One of the weird things about being an Earthling these days (at least, in many regions of Earth) is that there are many, many choices of food available and many people talking about what they eat and why and how. It’s very confusing! Sometimes it seems as though every bite we take is a potential death trap and/or political statement. There’s so much food information floating around, yet a lot of it is twisted up with some sort of agenda: “Tomatoes prevent prostate cancer!!” says the ketchup ad, but do tomatoes made into ketchup really provide any benefit in the amount you’d get from a normal serving of ketchup, or are they basing that claim on some study of rats who ate nothing but tomatoes? It’s hard to tell!
That’s why I’m glad the Center for Science in the Public Interest exists. This nonprofit organization collects and publicizes information on nutrition, food safety, and health through clear, helpful documents like this chart of food additives. Some of it is available for free online, but they also publish a great little magazine called Nutrition Action Healthletter that’s like Consumer Reports for food and nutrition. It has no advertisements (so there are no companies threatening to pull their ads if bad news about them is reported!) yet it’s quite affordable.
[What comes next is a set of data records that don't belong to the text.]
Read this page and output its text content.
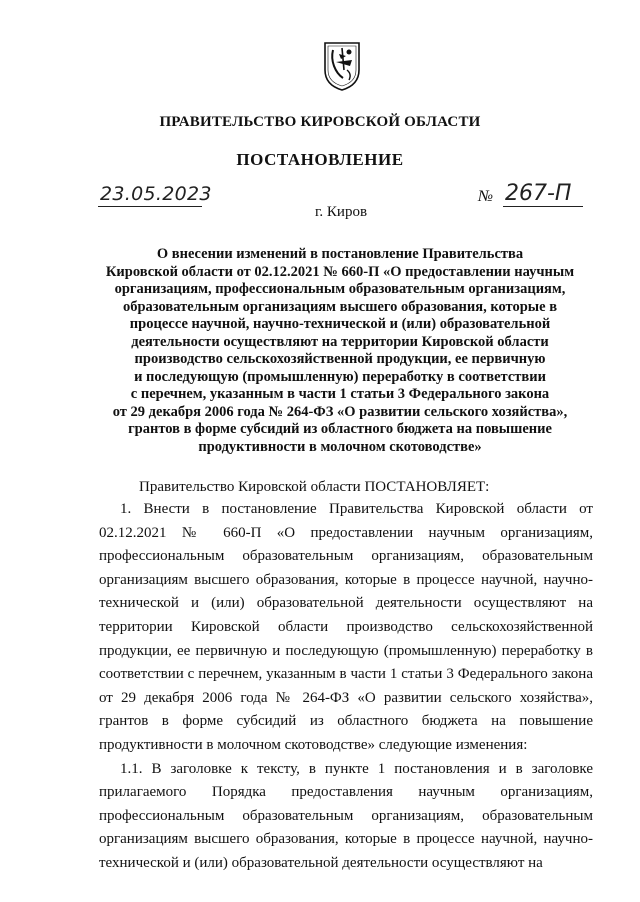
ПРАВИТЕЛЬСТВО КИРОВСКОЙ ОБЛАСТИ
ПОСТАНОВЛЕНИЕ
23.05.2023	№ 267-П
г. Киров
О внесении изменений в постановление Правительства
Кировской области от 02.12.2021 № 660-П «О предоставлении научным
организациям, профессиональным образовательным организациям,
образовательным организациям высшего образования, которые в
процессе научной, научно-технической и (или) образовательной
деятельности осуществляют на территории Кировской области
производство сельскохозяйственной продукции, ее первичную
и последующую (промышленную) переработку в соответствии
с перечнем, указанным в части 1 статьи 3 Федерального закона
от 29 декабря 2006 года № 264-ФЗ «О развитии сельского хозяйства»,
грантов в форме субсидий из областного бюджета на повышение
продуктивности в молочном скотоводстве»
Правительство Кировской области ПОСТАНОВЛЯЕТ:

1. Внести в постановление Правительства Кировской области от 02.12.2021 № 660-П «О предоставлении научным организациям, профессиональным образовательным организациям, образовательным организациям высшего образования, которые в процессе научной, научно-технической и (или) образовательной деятельности осуществляют на территории Кировской области производство сельскохозяйственной продукции, ее первичную и последующую (промышленную) переработку в соответствии с перечнем, указанным в части 1 статьи 3 Федерального закона от 29 декабря 2006 года № 264-ФЗ «О развитии сельского хозяйства», грантов в форме субсидий из областного бюджета на повышение продуктивности в молочном скотоводстве» следующие изменения:

1.1. В заголовке к тексту, в пункте 1 постановления и в заголовке прилагаемого Порядка предоставления научным организациям, профессиональным образовательным организациям, образовательным организациям высшего образования, которые в процессе научной, научно-технической и (или) образовательной деятельности осуществляют на
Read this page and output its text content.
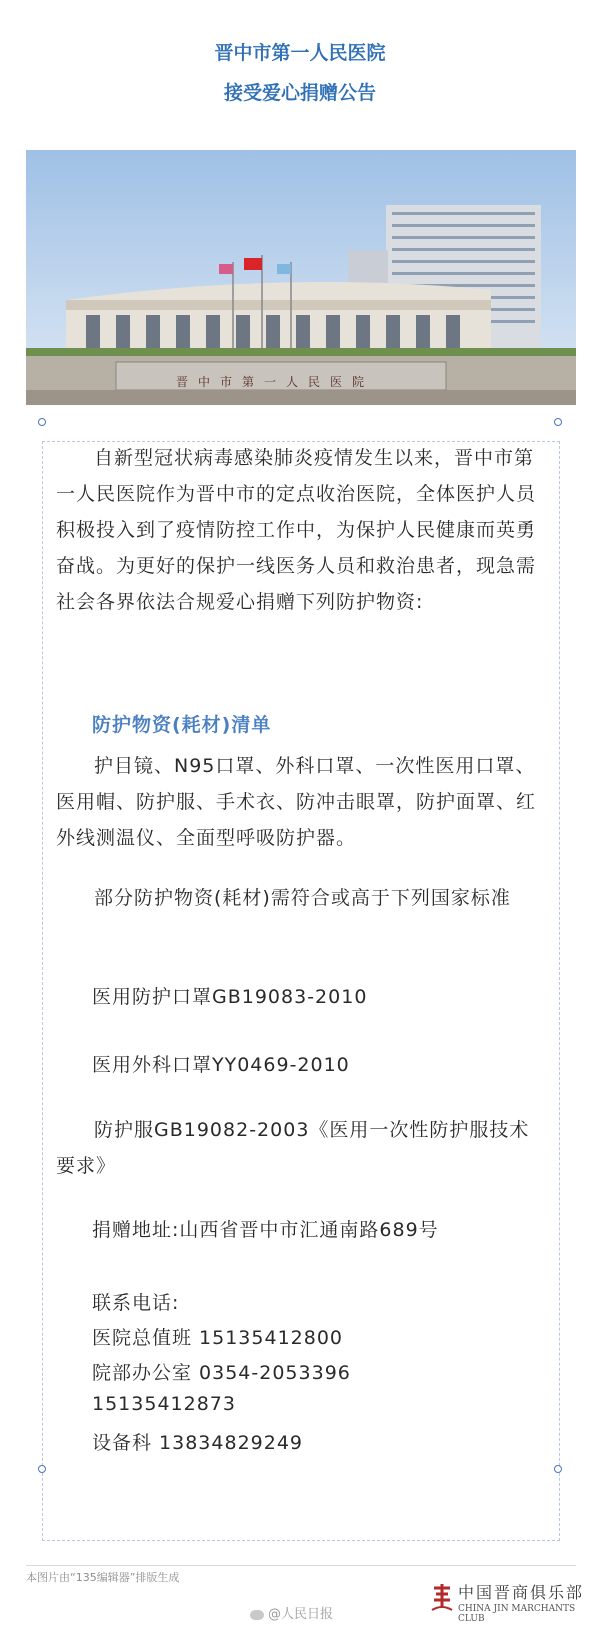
晋中市第一人民医院
接受爱心捐赠公告
晋中市第一人民医院
自新型冠状病毒感染肺炎疫情发生以来，晋中市第一人民医院作为晋中市的定点收治医院，全体医护人员积极投入到了疫情防控工作中，为保护人民健康而英勇奋战。为更好的保护一线医务人员和救治患者，现急需社会各界依法合规爱心捐赠下列防护物资:
防护物资(耗材)清单
护目镜、N95口罩、外科口罩、一次性医用口罩、医用帽、防护服、手术衣、防冲击眼罩，防护面罩、红外线测温仪、全面型呼吸防护器。
部分防护物资(耗材)需符合或高于下列国家标准
医用防护口罩GB19083-2010
医用外科口罩YY0469-2010
防护服GB19082-2003《医用一次性防护服技术要求》
捐赠地址:山西省晋中市汇通南路689号
联系电话:
医院总值班 15135412800
院部办公室 0354-2053396
15135412873
设备科 13834829249
本图片由“135编辑器”排版生成
@人民日报
中国晋商俱乐部
CHINA JIN MARCHANTS CLUB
Which fruits are most nutritious? Are Bruegger’s bagels more healthy than Einstein Brothers? Should you take the Daily Value of a particular vitamin, or more, or less, or not take it in pill form at all? What’s the latest research on diabetes and diet? Do you need to filter your tap water? Does zinc really prevent colds? What does “reduced sugar” on a label mean, exactly? How can you work more leafy greens into your meals? Nutrition Action answers questions like these in a very readable format that gives clear facts (with references noted) but isn’t too sciencey. As a research professional (but I work in social science), I appreciate that it critiques whether a research study was set up well or poorly and who sponsored it, instead of simply reporting its conclusions.
A lot of “real food” advocates rave about making everything from scratch, which is great to the extent that you can do it, but some of us have busy times when we need to buy ready-to-eat or partly-made foods. Nutrition Action reviews lots of convenience foods and gives helpful suggestions for what you can add to make a healthier, complete meal–for example, add extra frozen vegetables to frozen meals. It also analyzes restaurant meals and gives specific tips on what menu items to choose in chain restaurants. I love the snarky reviews of nutritional nightmares . . . and the happy descriptions of healthy foods that taste good.
The Center for Science in the Public Interest works for me! And it’s working for you, too, nudging food marketers and the U.S. government to make healthy, safe foods more available to all people and to prevent deadly food-borne diseases. I was not compensated in any way for this article. I simply think this is a great organization that publishes a great magazine!